The connecting medium of interpersonal networks If we look at the history of the development of Taiwanese society, the Chungyuan Pudu ceremony became and important medium for connecting interpersonal relationships in the regions of Taiwan, from the seventeenth century onwards. Many of these “good brothers” of the Chungyuan Festival lost their lives protecting their villages and defending the people there. In an age where consciousness of one’s hometown identity was intense, people with different hometown identities would, through the Chungyuan Festival ceremony, form their own groups, mutually unite, and become a common body against their enemies. The Pao An Temple at Talungtung in Taipei was the center for the Chungyuan Festival rites for descendants of settlers from Tong’an County in Fujian Province, China, and within the Taipei Basin, three groups of Tong’an County descendants would take it in turns to preside over the Chungyuan ceremony. The Lungshan and Chingshui temples in Manka (Wanhua), were the center for ceremonies for the descendents of immigrants from Sanyi (the three Fujian counties of Nan’an, Jinjiang and Hui’an) and Anxi county in Fujian Province. Yimin Temple in Fangliao, in Hsinpu Township, Hsinchu County, is the center of the Chungyuan Festival ceremonies for Hsinchu Hakkas, and at the time of Lin Shuang-wen and Tai Chao-chun’s anti-Qing revolts during the Qing Dynasty, the ceremony was carried out for countryfolk who sacrificed their lives for their hometowns. Qing officials bestowed upon them the name of the “Yimin men” [roughly translatable as “justice men”] on these anti-Qing resisters in order to placate the local people.

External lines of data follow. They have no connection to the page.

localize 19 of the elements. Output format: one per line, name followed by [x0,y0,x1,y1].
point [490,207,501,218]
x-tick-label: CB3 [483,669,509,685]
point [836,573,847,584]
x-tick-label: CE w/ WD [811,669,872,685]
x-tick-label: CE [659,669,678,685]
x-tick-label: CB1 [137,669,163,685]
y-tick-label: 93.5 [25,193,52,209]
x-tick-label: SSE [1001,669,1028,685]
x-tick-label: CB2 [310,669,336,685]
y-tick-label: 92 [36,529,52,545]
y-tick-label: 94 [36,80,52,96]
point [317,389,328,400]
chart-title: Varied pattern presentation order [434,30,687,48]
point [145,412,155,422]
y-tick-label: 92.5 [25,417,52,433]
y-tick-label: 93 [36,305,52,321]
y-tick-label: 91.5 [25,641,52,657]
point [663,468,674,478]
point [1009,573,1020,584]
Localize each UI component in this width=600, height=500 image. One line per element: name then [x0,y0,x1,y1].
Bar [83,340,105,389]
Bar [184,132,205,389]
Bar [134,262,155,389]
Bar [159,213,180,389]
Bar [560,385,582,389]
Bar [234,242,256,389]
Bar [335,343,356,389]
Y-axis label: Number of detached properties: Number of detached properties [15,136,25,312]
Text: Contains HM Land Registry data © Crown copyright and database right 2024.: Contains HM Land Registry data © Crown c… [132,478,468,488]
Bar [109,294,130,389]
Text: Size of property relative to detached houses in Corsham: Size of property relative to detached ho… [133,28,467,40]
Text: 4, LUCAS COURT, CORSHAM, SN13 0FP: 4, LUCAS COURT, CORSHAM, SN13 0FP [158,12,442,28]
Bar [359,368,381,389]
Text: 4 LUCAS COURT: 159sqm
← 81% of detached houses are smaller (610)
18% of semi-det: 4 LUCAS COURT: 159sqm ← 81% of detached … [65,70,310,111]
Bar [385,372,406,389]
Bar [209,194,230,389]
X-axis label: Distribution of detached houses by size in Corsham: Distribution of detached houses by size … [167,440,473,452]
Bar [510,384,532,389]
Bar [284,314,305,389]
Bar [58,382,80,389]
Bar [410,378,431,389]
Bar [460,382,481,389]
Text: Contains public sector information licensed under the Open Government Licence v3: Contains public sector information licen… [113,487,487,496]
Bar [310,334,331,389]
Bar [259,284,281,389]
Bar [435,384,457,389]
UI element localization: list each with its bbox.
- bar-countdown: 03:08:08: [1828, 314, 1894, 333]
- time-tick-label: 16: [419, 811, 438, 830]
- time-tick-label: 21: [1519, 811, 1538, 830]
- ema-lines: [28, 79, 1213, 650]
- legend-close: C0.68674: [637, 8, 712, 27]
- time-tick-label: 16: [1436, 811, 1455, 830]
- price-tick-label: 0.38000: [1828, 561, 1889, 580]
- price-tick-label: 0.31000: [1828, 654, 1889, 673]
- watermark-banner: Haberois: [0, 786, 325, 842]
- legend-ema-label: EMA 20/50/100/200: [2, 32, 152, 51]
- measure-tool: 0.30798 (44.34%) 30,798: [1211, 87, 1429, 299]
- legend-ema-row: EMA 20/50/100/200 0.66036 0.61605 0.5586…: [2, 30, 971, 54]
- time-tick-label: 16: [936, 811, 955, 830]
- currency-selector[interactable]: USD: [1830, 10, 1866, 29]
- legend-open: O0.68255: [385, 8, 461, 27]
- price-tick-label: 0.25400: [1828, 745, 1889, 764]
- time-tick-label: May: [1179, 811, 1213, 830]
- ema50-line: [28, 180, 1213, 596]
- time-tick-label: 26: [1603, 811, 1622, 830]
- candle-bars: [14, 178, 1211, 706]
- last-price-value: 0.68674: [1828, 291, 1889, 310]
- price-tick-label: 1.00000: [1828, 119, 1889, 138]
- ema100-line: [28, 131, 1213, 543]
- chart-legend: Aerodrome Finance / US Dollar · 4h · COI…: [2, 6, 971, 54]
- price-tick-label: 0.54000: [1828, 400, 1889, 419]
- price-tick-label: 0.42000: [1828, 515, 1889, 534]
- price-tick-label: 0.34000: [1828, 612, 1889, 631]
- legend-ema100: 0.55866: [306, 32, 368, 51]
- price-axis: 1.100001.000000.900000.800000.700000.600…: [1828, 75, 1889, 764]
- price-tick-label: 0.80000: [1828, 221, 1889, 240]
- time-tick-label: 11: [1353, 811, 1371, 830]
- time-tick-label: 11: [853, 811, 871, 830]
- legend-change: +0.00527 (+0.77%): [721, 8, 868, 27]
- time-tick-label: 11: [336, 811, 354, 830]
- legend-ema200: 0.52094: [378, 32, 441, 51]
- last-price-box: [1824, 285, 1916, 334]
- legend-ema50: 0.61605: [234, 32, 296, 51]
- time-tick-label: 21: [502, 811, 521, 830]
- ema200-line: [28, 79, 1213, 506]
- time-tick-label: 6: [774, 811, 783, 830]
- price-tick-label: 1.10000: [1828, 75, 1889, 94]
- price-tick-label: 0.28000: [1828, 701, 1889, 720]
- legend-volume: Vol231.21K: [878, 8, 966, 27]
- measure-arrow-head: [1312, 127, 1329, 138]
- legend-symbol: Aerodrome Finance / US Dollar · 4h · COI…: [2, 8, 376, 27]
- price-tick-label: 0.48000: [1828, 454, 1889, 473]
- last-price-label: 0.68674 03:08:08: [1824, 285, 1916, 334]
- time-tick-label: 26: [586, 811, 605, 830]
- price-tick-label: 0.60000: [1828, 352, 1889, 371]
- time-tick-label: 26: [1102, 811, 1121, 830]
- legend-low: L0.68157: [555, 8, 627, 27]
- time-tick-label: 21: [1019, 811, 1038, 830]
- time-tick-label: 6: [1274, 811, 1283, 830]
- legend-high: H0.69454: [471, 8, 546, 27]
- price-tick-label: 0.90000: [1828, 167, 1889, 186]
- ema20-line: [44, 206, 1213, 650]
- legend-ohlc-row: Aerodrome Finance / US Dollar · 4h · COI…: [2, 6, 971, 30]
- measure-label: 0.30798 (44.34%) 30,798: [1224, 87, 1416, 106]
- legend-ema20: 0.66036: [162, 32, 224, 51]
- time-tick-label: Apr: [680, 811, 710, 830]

Giving the name “honoring brothers” to Taiwan’s seventh month Pudu rite has its own special historical background. Apart from religious significance, the seventh month Pudu rite was the most important medium linking communities together in north and central Taiwan in the nineteenth century. If people could take the enthusiasm from the “honoring brothers” ceremony in the seventh month and apply it to helping their more unfortunate brothers, then they could reduce the number of wandering souls.